In the Kabwe accident, Glencore’s Mutanda Mining had entrusted the transport of sulphuric acid to a subcontractor called Access Logistics. The latter in turn called on another subcontractor called Easy Way, which didn’t have a tanker truck to transport the sulphuric acid, so it too called on a private individual with a tanker truck.   

Théophista Kazadi Kabwe
The granddaughter of Théophista Kazadi Kabwe (pictured) lost her sight during the Kabwe accident at the heart of the opera ‘Justice’. Moritz Von Dungern/GTG Justice

Frustrating quest for justice  

The case, which involves 11 plaintiffs, was dropped at the local level in January 2021. It is now on the docket of an appeals court in the Congolese capital, an unaffordable journey of over four hours for victims or their lawyers.  

“We don’t know when the Court of Cassation will hand down a judgment, because the plaintiffs don’t have the financial means to continue the case in Kinshasa,” explains Maitre Josué Kashal of the legal aid centre accompanying the victims, Le Centre d’Aide Juridico-Judiciaire (CAJJ) in an email. 

The crowdfunding campaign linked to the opera’s performance aims to help with that. “The audience when they leave the hall can actually help the characters that they see on stage in their struggle for a better life, for justice,” Aviel Cahn, the Swiss jurist currently at the helm of the Grand Theatre of Geneva, told journalists ahead of the premiere.   
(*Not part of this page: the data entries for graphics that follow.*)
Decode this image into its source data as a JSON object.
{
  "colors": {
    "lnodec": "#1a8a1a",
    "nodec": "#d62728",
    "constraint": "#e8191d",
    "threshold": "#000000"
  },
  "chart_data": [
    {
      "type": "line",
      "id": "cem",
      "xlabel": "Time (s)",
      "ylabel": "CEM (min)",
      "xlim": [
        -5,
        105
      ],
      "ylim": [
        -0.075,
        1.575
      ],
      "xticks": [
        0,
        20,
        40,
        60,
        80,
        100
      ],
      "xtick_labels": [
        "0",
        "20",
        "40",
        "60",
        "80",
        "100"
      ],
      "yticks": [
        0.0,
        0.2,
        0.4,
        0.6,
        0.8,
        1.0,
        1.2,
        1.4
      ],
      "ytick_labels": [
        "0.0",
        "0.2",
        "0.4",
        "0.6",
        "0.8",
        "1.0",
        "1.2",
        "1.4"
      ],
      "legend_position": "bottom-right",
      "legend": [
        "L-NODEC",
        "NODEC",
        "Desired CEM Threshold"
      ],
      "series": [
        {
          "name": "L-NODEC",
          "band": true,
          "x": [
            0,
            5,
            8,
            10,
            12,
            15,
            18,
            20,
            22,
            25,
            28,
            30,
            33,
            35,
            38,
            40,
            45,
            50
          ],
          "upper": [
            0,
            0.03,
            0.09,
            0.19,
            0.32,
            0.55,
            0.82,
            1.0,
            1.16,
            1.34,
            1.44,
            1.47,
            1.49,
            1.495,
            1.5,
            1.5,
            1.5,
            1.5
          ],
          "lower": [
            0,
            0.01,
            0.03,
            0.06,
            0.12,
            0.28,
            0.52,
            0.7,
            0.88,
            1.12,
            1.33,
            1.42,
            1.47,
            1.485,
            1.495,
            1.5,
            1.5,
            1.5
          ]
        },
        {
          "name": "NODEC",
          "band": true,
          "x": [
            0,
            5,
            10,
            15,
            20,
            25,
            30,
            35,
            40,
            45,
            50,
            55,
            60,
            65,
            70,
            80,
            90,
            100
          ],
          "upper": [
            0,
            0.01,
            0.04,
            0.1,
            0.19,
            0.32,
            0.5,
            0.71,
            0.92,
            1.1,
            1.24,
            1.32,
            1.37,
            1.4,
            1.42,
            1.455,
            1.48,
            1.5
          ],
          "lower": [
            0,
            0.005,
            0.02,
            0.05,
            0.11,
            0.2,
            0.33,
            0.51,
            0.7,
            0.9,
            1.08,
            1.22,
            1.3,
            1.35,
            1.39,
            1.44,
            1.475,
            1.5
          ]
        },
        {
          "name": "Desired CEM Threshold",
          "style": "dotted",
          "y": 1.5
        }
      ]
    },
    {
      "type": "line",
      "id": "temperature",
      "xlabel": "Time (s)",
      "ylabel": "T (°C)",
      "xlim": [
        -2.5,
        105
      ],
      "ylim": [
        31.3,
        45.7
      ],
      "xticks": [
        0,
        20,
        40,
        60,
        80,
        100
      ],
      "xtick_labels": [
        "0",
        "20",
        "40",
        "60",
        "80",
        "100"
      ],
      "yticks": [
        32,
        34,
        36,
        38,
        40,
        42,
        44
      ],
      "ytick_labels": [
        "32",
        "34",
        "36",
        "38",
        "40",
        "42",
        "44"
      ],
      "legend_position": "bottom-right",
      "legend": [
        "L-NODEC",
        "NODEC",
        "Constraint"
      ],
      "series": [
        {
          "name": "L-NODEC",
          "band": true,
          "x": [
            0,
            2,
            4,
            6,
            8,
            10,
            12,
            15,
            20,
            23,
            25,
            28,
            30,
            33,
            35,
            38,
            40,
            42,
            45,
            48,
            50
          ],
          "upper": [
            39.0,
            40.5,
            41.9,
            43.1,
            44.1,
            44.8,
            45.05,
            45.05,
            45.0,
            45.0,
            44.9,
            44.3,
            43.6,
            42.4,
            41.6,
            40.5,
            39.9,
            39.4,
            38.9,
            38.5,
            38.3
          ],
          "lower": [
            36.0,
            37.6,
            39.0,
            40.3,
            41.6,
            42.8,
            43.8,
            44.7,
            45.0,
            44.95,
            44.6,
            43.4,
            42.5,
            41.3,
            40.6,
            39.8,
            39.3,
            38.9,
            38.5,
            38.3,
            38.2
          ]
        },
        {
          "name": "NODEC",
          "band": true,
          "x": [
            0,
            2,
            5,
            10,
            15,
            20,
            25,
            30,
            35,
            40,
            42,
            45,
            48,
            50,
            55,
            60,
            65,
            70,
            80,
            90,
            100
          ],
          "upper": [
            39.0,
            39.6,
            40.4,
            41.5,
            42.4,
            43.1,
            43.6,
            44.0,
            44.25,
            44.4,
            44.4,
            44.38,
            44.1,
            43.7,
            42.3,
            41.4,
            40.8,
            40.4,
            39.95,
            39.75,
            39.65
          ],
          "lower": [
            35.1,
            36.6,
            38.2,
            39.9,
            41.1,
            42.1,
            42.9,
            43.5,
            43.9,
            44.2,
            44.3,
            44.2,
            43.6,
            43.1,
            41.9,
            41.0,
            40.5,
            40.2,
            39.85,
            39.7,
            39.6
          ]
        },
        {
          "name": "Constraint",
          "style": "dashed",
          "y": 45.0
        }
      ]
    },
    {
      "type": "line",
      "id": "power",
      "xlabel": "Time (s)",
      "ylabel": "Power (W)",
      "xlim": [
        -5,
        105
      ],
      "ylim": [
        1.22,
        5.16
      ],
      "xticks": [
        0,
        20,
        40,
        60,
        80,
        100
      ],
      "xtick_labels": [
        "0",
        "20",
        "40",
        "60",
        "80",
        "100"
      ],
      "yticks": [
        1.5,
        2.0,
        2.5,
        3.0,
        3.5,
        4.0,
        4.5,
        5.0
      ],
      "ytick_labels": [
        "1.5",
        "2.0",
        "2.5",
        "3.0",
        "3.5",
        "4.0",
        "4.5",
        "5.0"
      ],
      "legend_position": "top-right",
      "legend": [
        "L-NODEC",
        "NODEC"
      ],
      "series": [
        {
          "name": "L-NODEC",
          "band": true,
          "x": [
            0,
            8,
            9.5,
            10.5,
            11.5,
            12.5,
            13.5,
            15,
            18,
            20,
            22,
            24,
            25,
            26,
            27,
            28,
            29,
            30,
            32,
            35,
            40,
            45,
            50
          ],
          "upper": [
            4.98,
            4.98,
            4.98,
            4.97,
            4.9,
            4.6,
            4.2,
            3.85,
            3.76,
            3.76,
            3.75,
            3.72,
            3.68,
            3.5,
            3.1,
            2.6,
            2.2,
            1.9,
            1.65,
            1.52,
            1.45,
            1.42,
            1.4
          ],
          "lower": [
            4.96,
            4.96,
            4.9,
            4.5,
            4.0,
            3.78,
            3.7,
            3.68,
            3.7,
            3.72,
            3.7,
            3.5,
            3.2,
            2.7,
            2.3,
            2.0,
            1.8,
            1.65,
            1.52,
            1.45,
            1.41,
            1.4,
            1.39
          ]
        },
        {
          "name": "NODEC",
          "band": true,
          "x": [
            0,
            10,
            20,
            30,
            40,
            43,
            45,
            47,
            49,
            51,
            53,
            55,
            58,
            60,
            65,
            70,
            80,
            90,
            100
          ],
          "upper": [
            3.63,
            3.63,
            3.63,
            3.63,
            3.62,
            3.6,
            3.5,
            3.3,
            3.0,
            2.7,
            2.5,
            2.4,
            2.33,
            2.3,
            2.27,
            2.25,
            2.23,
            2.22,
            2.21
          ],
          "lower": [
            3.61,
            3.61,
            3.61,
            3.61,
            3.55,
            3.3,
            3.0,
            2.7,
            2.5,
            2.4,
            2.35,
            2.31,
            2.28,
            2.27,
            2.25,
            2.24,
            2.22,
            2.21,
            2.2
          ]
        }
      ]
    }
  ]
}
      + Justice for KabweExternal link

“Global business means global responsibility,” says Johannes Wendland, legal adviser on business and human Rights of HEKS-Swiss Church Aid. “Companies that earn billions in a state with weak infrastructure must take all necessary measures to prevent horrible accidents like the one in Kabwe in 2019. In cases of losses and damages, all affected persons must be sufficiently compensated. Global companies cannot be allowed to hide behind their suppliers.”  

A trial in DRC may or may not yield justice; let alone force change in an industry racking massive profits. Sometimes the best shot at justice comes from innovative art forms that can shift conscience in the court of public opinion. The opera was a bold choice for the Theatre of Geneva. For Kakudji the opera is a vector for justice precisely because of where it was performed: the global heart of the raw materials trade. 

“There are people who are linked either to the enterprise or what happened even if they don’t know about it,” he says. “Not all news reaches the ears of decision-makers. Being able to touch this world is a first step towards justice. I hope this opera will stir up energy and move hearts to search for solutions.”